Tanto sul rilievo che l'intervenuta formazione del giudicato sostanziale derivante dalla proposizione di un atto di impugnazione invalido perchè contrassegnato da uno dei vizi indicati dalla legge (art. 591, comma, 1, con eccezione della rinuncia ad un valido atto di impugnazione; art. 606, comma 3), preclude ogni possibilità sia di far valere una causa di non punibilità precedentemente maturata, sia di rilevarla di ufficio.

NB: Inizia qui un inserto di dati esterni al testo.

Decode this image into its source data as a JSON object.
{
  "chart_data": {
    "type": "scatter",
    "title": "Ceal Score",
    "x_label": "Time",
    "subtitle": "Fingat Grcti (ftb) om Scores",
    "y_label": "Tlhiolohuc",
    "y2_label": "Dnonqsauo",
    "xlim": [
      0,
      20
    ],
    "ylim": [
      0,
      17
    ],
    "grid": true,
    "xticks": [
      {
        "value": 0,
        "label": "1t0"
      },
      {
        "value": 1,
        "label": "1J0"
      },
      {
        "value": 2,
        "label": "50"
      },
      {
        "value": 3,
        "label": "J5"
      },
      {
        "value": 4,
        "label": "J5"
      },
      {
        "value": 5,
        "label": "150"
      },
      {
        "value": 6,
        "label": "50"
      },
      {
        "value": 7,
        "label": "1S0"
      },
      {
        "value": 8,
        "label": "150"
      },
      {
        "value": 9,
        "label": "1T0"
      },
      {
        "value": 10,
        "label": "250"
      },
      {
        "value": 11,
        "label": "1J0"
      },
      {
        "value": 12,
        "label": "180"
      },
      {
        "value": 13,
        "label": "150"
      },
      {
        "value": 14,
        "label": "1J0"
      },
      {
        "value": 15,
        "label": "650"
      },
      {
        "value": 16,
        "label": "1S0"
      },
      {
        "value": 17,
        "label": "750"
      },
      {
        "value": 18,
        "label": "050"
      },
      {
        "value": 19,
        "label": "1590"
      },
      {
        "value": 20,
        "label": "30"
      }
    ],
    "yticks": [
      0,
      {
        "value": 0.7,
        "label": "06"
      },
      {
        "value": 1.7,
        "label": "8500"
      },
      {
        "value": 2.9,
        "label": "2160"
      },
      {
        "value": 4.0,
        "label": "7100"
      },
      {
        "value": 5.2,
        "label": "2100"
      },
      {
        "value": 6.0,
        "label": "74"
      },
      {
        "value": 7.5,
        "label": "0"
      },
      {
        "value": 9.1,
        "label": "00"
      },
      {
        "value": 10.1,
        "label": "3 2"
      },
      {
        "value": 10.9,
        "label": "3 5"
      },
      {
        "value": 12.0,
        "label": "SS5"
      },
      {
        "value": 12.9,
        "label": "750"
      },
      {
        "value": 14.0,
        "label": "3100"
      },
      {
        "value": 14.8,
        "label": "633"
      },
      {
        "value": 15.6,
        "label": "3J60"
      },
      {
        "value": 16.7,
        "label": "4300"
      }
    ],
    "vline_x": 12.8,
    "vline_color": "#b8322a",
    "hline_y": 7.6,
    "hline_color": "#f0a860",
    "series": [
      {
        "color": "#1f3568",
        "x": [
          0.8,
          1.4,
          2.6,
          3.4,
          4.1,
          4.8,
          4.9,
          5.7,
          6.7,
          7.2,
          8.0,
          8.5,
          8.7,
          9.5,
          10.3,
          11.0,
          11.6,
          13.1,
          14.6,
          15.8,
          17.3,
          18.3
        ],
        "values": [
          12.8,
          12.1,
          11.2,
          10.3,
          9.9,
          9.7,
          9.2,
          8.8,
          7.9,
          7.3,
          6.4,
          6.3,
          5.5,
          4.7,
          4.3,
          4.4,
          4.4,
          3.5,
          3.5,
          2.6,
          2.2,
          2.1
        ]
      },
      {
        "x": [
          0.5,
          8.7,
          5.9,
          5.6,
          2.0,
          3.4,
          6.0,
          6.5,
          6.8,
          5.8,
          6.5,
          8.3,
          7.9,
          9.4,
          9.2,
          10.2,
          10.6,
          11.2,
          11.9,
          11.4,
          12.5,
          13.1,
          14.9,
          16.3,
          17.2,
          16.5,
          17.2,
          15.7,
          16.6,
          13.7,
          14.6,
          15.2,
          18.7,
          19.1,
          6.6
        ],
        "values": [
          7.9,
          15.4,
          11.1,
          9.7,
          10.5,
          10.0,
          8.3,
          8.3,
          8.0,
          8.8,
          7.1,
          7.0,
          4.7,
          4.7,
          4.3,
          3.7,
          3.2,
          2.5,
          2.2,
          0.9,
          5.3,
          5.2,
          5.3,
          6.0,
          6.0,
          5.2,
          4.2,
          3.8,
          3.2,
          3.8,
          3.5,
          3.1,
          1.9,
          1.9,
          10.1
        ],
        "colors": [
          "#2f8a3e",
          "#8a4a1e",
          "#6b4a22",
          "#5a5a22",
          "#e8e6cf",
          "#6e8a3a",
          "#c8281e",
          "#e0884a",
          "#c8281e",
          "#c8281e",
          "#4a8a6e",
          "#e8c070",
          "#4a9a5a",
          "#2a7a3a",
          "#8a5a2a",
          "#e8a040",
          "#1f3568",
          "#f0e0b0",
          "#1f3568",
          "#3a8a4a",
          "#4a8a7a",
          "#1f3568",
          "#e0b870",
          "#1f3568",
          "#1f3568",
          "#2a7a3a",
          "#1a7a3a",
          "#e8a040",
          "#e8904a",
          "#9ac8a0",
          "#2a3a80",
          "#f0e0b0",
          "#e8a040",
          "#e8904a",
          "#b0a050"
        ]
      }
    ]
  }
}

Ed infatti l'intrinseca incapacità dell'atto invalido di accedere davanti al giudice dell'impugnazione viene a tradursi in una vera e propria absolutio ab instantia, derivante da precise sequenze procedimentali, che siano in grado di assegnare alle cause estintive già maturate una loro effettività sul piano giuridico, divenendo altrimenti fatti storicamente verificatisi ma giuridicamente indifferenti per essersi già formato il giudicato sostanziale (cosi, in termini, Sez. U., Bracale cit.).

5. Sulla base delle considerazioni che precedono, la Corte ritiene pertanto che il ricorso debba essere dichiarato inammissibile, con conseguente onere per il ricorrente, ai sensi dell'art. 616 c.p.p., di sostenere le spese del procedimento.

Tenuto, poi, conto della sentenza della Corte costituzionale in data del 13 giugno 2000, n. 186, e considerato che non vi è ragione di ritenere che il ricorso sia stato presentato senza "versare in colpa nella determinazione della causa di inammissibilità", si dispone che il ricorrente versi la somma, determinata in via equitativa, di Euro 1.000,00 in favore della Cassa delle Ammende.

P.Q.M.

Dichiara inammissibile il ricorso e condanna il ricorrente al pagamento delle spese processuali e della somma di Euro 1.000,00 in favore della Cassa delle Ammende.

Così deciso in Roma, il 3 luglio 2014.